Intimately familiar with the local scene, Thompson acknowledged there were "quacks" around "just like everywhere else." But the health care professional stood by the overall quality of doctors and services available in the Pacific port city.

"We have great physicians in the area. The doctors here spend time with you," Thompson said. "You can call them on a cell-phone and you don't have to go through 20 people to get an appointment. All the doctors I work with are like that."

In Mexico, getting personal recommendations from knowledgeable locals is a good way of rooting out the frauds.

What about the Old Choppers?

Back in the US, meanwhile, the issue of dental treatment has been virtually absent from the so-called health care reform debate.

But a glance at rates charged by Mexican dentists quickly reveals a continued, major attraction for both tourists and prospective immigrants.

Not far from Cortes' office, and just off a bridge that crosses the Cuale River with its tropical denizens of darting birds and fighting iguanas, dentists Jessica Portuguez and Gloria Carrillo staff an Old Town Vallarta branch of Solu/Dent, a privately-owned business.

Recently, the clinic offered two cleanings for $12 and extractions for $9 per tooth.
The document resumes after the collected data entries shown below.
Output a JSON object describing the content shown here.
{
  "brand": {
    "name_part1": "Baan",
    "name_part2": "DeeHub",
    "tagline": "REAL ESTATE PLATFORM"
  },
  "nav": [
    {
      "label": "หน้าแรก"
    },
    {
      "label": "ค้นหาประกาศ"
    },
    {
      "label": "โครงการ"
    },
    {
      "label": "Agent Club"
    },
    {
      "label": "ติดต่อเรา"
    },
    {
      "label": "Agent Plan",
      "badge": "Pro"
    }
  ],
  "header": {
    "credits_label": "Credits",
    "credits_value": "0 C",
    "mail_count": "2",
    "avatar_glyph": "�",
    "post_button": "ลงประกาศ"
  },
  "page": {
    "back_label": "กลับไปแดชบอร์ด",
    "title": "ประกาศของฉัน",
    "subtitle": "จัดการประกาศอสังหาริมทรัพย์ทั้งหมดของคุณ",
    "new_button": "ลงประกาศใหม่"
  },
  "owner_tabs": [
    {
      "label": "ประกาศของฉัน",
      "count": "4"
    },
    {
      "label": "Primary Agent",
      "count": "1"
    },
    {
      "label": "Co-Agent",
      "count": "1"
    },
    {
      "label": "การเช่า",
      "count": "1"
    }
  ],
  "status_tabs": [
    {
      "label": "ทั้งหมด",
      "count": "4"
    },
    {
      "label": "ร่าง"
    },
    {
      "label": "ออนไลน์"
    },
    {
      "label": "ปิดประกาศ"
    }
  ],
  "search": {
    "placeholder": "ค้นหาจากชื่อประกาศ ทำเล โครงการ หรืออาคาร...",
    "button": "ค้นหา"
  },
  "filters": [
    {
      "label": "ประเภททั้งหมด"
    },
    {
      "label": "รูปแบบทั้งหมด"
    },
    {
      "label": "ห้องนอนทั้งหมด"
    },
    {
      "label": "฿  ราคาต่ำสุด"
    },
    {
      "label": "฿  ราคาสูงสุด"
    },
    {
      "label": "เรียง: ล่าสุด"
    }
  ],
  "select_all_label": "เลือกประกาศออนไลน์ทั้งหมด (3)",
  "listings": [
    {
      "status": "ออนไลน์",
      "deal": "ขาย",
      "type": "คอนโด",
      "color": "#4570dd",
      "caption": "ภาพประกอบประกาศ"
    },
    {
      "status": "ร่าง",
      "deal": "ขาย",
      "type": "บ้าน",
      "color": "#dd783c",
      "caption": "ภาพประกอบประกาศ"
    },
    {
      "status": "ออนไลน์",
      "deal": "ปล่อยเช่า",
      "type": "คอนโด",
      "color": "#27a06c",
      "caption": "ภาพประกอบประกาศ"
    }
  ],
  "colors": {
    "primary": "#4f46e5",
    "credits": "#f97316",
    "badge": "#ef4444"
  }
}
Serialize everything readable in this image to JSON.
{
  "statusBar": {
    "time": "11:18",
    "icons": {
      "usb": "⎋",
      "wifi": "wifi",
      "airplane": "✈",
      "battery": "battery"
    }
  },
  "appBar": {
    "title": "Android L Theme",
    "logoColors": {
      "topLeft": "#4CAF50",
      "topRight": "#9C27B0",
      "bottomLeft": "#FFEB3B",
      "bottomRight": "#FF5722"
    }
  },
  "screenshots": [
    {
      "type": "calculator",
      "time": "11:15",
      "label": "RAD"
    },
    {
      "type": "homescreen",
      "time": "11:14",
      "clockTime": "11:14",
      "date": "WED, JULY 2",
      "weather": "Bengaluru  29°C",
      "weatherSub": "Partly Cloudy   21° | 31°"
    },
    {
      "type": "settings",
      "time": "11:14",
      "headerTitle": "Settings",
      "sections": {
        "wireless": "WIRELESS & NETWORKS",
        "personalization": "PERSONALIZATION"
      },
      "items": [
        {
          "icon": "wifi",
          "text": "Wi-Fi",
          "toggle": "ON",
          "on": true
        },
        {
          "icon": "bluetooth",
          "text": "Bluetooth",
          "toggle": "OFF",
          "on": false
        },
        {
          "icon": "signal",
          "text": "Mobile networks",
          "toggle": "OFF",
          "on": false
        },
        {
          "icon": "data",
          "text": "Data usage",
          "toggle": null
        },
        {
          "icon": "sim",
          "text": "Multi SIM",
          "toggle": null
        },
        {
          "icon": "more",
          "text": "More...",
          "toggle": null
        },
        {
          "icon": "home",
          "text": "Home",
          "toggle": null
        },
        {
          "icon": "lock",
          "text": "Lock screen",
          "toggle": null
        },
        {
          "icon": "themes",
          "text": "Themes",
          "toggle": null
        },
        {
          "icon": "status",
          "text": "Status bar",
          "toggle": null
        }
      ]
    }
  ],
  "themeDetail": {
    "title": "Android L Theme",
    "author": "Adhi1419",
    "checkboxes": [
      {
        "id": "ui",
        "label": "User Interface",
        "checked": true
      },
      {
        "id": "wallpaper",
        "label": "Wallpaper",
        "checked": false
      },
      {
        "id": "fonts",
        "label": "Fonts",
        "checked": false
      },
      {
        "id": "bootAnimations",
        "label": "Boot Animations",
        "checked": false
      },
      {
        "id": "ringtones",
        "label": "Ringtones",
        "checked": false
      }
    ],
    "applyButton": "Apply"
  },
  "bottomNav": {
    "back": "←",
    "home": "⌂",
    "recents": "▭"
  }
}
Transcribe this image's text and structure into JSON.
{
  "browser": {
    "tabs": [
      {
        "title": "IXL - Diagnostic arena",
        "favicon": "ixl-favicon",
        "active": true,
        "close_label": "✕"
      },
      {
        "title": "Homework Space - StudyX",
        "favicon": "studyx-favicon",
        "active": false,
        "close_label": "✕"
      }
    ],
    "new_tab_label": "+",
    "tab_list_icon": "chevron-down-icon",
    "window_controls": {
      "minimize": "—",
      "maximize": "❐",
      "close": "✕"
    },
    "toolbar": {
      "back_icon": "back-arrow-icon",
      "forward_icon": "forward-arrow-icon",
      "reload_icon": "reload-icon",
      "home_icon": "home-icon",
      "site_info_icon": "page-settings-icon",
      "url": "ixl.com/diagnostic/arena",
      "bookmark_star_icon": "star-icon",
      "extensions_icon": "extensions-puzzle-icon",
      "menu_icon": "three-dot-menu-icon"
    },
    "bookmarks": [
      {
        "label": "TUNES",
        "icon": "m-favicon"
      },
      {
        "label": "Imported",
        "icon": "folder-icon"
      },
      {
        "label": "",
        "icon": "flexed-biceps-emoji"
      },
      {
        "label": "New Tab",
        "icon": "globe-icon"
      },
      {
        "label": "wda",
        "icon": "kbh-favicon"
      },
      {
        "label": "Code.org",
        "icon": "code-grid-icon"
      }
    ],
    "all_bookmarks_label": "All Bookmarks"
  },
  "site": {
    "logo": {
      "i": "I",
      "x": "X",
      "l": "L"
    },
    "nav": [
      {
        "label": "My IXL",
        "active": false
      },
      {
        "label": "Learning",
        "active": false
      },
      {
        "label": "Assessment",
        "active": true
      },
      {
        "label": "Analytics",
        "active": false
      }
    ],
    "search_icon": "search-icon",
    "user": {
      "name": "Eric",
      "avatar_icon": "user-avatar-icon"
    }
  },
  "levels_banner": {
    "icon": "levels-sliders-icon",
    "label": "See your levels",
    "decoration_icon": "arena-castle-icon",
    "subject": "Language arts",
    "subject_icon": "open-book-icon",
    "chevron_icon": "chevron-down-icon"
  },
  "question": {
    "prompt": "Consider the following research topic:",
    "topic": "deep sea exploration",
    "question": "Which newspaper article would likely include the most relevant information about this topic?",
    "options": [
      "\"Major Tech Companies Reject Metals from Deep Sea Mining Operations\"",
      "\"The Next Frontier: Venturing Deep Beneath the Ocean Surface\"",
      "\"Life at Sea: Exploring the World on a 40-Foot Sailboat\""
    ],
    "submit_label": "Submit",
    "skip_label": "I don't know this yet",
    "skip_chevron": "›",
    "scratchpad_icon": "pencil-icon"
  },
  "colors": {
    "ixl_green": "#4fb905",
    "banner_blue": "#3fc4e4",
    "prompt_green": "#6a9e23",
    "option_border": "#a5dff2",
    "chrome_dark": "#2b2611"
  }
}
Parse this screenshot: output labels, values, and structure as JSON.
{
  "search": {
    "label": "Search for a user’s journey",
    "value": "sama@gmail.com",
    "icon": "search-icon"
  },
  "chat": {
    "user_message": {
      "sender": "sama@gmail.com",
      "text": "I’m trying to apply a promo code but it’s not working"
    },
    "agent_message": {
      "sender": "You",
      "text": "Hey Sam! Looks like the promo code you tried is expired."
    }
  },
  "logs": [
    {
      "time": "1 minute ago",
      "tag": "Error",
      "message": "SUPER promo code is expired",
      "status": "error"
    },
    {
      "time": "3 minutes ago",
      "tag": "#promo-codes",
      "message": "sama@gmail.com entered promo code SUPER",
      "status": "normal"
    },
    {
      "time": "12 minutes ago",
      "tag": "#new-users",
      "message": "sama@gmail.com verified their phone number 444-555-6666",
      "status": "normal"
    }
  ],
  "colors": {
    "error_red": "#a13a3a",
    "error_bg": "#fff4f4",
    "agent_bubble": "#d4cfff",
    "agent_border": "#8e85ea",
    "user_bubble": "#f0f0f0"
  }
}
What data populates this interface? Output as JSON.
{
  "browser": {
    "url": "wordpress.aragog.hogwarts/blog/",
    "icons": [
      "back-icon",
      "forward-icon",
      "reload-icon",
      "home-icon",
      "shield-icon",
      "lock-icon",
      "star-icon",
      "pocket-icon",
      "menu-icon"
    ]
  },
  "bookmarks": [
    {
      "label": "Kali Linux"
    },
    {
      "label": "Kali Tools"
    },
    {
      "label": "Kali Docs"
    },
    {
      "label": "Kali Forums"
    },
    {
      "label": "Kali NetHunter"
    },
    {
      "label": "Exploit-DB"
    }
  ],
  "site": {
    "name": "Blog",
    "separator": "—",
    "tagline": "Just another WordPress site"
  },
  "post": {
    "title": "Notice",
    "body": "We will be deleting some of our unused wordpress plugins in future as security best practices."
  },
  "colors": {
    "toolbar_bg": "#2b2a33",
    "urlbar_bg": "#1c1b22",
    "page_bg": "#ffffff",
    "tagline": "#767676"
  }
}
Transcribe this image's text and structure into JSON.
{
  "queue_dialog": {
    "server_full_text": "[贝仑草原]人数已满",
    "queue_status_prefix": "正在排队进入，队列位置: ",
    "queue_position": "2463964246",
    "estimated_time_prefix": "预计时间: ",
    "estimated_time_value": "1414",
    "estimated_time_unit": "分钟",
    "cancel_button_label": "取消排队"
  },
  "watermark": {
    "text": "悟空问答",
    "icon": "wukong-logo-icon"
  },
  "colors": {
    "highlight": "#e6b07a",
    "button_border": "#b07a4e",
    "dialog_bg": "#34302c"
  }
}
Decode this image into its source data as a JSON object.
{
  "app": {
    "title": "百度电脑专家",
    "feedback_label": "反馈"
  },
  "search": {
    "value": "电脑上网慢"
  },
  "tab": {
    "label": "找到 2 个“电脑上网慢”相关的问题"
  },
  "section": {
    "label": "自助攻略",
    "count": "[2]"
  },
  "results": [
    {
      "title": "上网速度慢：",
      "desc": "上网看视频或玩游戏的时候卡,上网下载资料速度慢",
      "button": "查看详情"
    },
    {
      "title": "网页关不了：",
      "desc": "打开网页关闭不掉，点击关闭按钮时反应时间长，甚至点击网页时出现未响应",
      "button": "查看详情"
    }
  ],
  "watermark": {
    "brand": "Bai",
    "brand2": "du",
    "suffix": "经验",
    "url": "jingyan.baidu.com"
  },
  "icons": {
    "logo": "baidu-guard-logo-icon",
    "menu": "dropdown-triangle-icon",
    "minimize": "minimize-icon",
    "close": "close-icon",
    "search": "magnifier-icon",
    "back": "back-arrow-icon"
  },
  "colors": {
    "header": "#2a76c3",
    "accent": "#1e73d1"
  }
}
According to Carrillo, five porcelain teeth for a bridge cost approximately $500.

After three years in business at the site, Portuguez and Carrillo estimate that 40 percent of their patients are foreigners during the tourist high season which spans the months from October to March.

Local expatriates, who include customers from the nearby, old hippie settlement of Yelapa, spread Solu/Dent's name by word-of-mouth and bring in family members and friends. "They like how we attend them here," Carrillo contended.

A graduate of the University of Veracruz, Portuguez came to Puerto Vallarta two years ago after hearing how the large floating and resident foreign population created ample work opportunities for new dentists.

According to the relocated southerner, Mexican dentists must complete five years of studies and one year of social service to obtain basic licensure. "We have very accessible prices and good quality," Portuguez said.

"We have trained doctors. We studied for this. All work is guaranteed."

In Puerto Vallarta, "English-speaking" signs are visibly posted outside many dentists' offices.

Portuguez, who said she studies English in her spare time, assured that a bilingual receptionist was available to help the office's dentists translate with patients.

Solu/Dent recently opened a third branch in Bucerias, a community just north of Puerto Vallarta where many US-born immigrants have moved.

"We hope nothing changes and we stay here," Portuguez said.